DeepRoute plans to work with select OEM customers to release more than 10 other series models next year and develop the next generation of DeepRoute IO utilizing the VLA Model (Vision-Language-Action Model), slated for launch next year.

Three models equipped with the DeepRoute smart driving system are expected to be launched to the consumer market by the end of this year, it said.

DeepRoute's extensive experience in mass production in the domestic market will enhance its partnerships with global automakers, the company added.

Founded in 2019, Shenzhen-based DeepRoute initiated development in 2020 of its HD-map-free technology, which debuted in 2023, enabling vehicles to navigate from one address to another across cities and highways without the need for high-definition maps.

It began road-testing its end-to-end model in August 2023 and officially deployed it in production vehicles this year.

DeepRoute is one of Nvidia's partners and among the first companies in China to get the US chipmaker's Thor chips.

The company will conduct research and development on the VLA model based on the Thor chip, with the model expected to be officially launched in 2025, it said.

With the VLA model, the smart driving system will have higher-level thinking capabilities, able to understand complex interaction events, hidden semantic information and reason logically in traffic scenarios, the company said.

This is one of the few large funding rounds in China's autonomous driving technology sector in the past few years, as some tech giants have even cut back their efforts in the field amid macroeconomic challenges.

With autonomous driving companies currently struggling to secure non-government funding, DeepRoute's large investment from an OEM is encouraging for the autonomous driving industry as a whole, the company's CEO, Maxwell Zhou, said at a media briefing today.

The funding marks a deepening of DeepRoute's partnership with Great Wall Motor, after it became the Chinese automaker's second smart driving solution provider after Haomo.AI Technology in March.

Great Wall Motor rolled out its new six-seat Lanshan SUV (sport utility vehicle) under the premium Wey brand in August this year, equipped with DeepRoute's smart driving solution, making it the automaker's first model with city NOA (Navigate On Autopilot) capability.
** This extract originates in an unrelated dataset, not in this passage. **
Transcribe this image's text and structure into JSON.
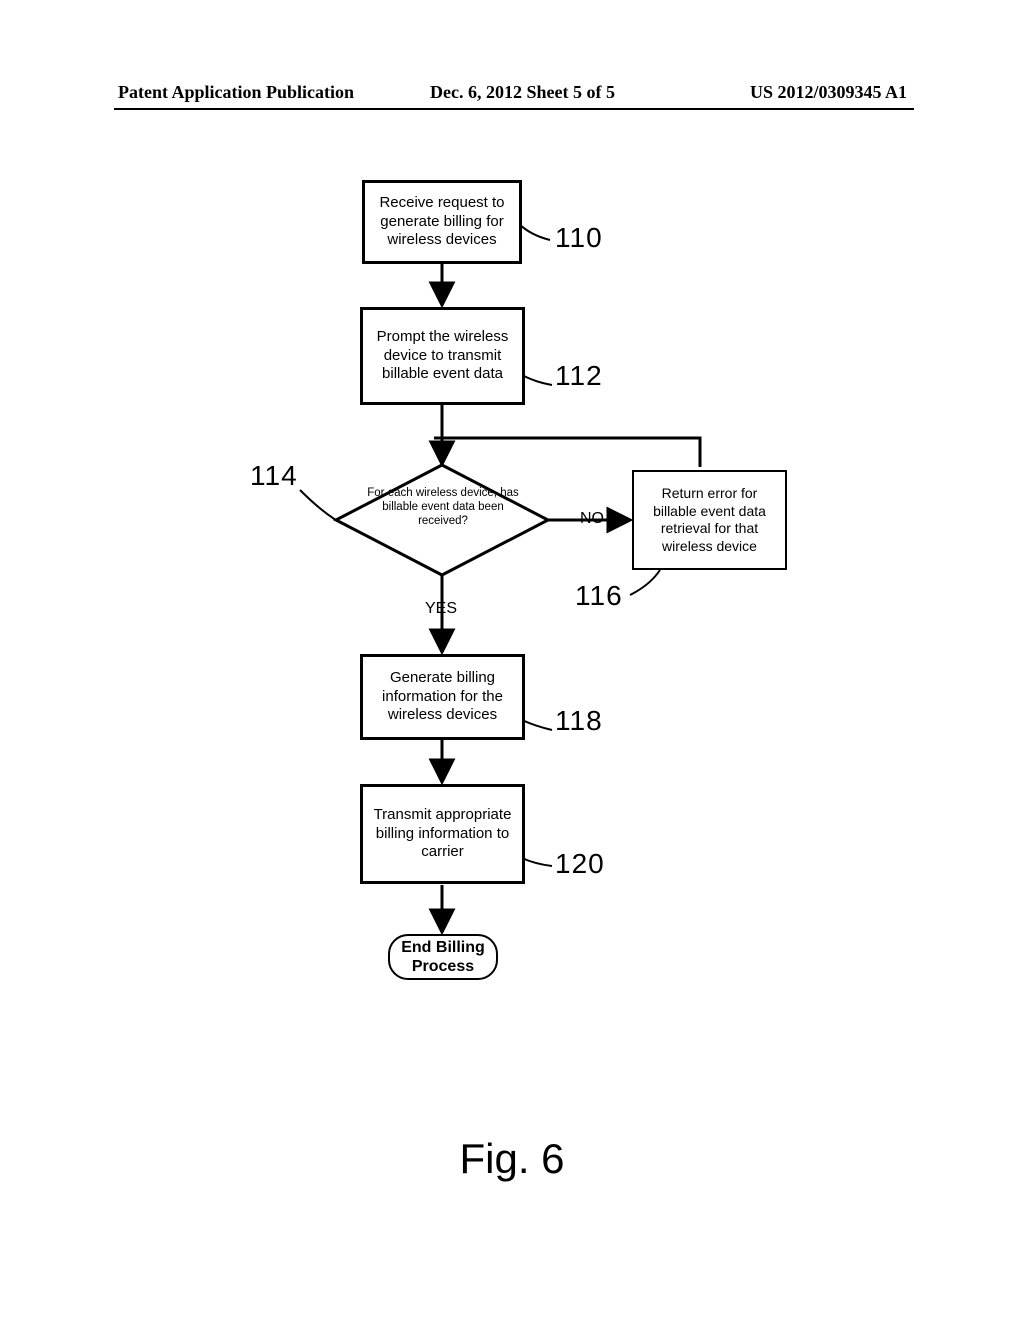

On October 27, Smart, a joint venture between Geely and Mercedes-Benz, launched the Smart #5, which also features DeepRoute's HD map-independent city NOA function.

In addition to providing smart driving solutions for passenger cars, DeepRoute is also targeting the robotaxi space.

The startup is exploring new routes to commercialization -- based on an end-to-end model to enable robotaxi operations at scale with production vehicles, it said today.

Unlike traditional robotaxis, which rely on pre-mapped data and restricted to specific areas, DeepRoute's robotaxi will be more scalable and more cost-effective to deploy thanks to its end-to-end technology, it said.